I write this brief letter to you wearing three hats. First, as a member of the DOE community, having won the 1984 Lawrence Prize for National Defense. Second, as a faculty member at MIT. And third, as Chair of the conference under discussion.
The conference was technically very strong, and has been considered by many to be the best of the ICCF series to date. The evidence for nuclear emissions from metal deuterides in a variety of experiments presented at this conference, and at previous conferences, is very strong. The experimental evidence in support of an excess heat effect that has accumulated over the years is very compelling, certainly strong enough that it should be of interest to DOE and the scientific community in general.
As you know, DOE assembled a panel to review results in this area in 1989. This group, the ERAB panel, was composed of distinguished scientists from different disciplines who were tasked to provide a recommendation to Admiral Watkins about what should be done in the area. Specifically, the ERAB panel was tasked to: (1) review experiments and theory, (2) identify what research should be undertaken to determine what processes might be involved, (3) provide guidance as to research and development directions might lead to understanding and applications.
The ERAB panel was not convinced that there was anything to the claims, based on the information available in 1989 and 1990. Moreover, the panel noted that the claims would be “contrary to all understanding gained of nuclear reactions in the last half century,” and would “require the invention of an entirely new nuclear process.”
The panel recommended against any special funding for research in this area, and suggested that the funding system present at that time might be used to provide modest support in the area.
Now, more than a decade later, much progress has been made.
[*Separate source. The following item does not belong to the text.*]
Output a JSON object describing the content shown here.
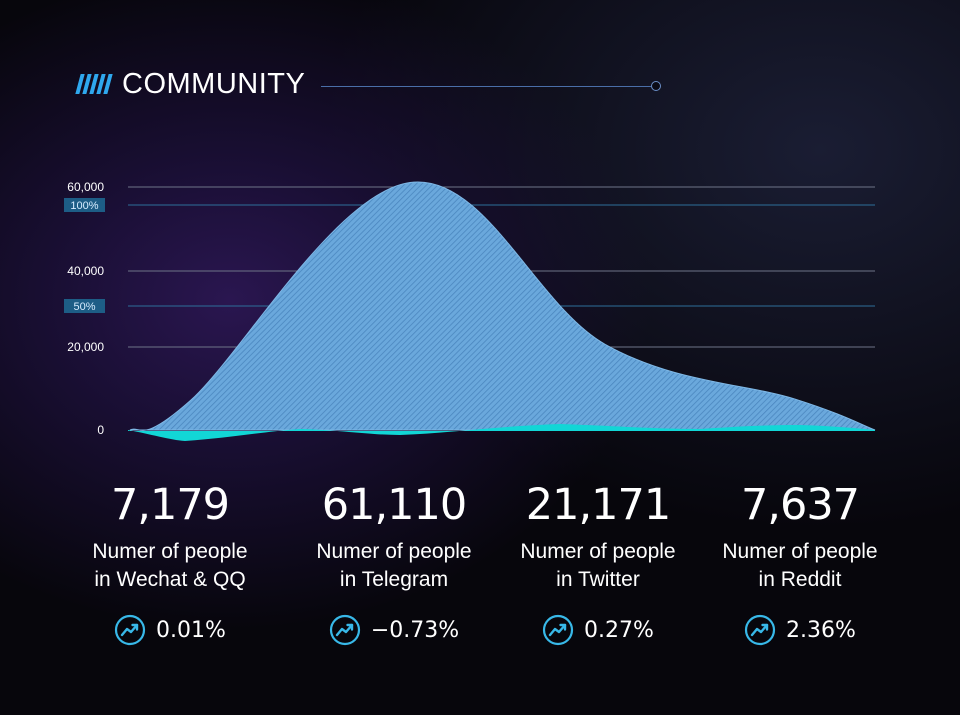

The relatively weak evidence available in 1989 and 1990 is now superseded by much stronger results, which are sufficient to convince distinguished scientists that are otherwise unbiased. The experimental evidence, in my view, is now beginning to provide some indication as to what new physical mechanisms are at work.
I think that it is now time to review this area once more. A great many of my colleagues who work in this area feel the same way. There is a great interest among the public, as indicated by the nearly 200,000 papers on the subject that have been downloaded during the past eleven months from a website devoted to cold fusion.
I propose that you consider the possibility of convening a new review panel to provide an updated recommendation based on the initial tasking provided by Admiral Watkins. I would recommend that new scientists be appointed, as some of the members of the previous panel might be considered to have already made up their minds based on what they have said in public and have published.
I offer you my personal assistance in this matter, and the assistance of many of my colleagues who have studied the new phenomena over the past fourteen years.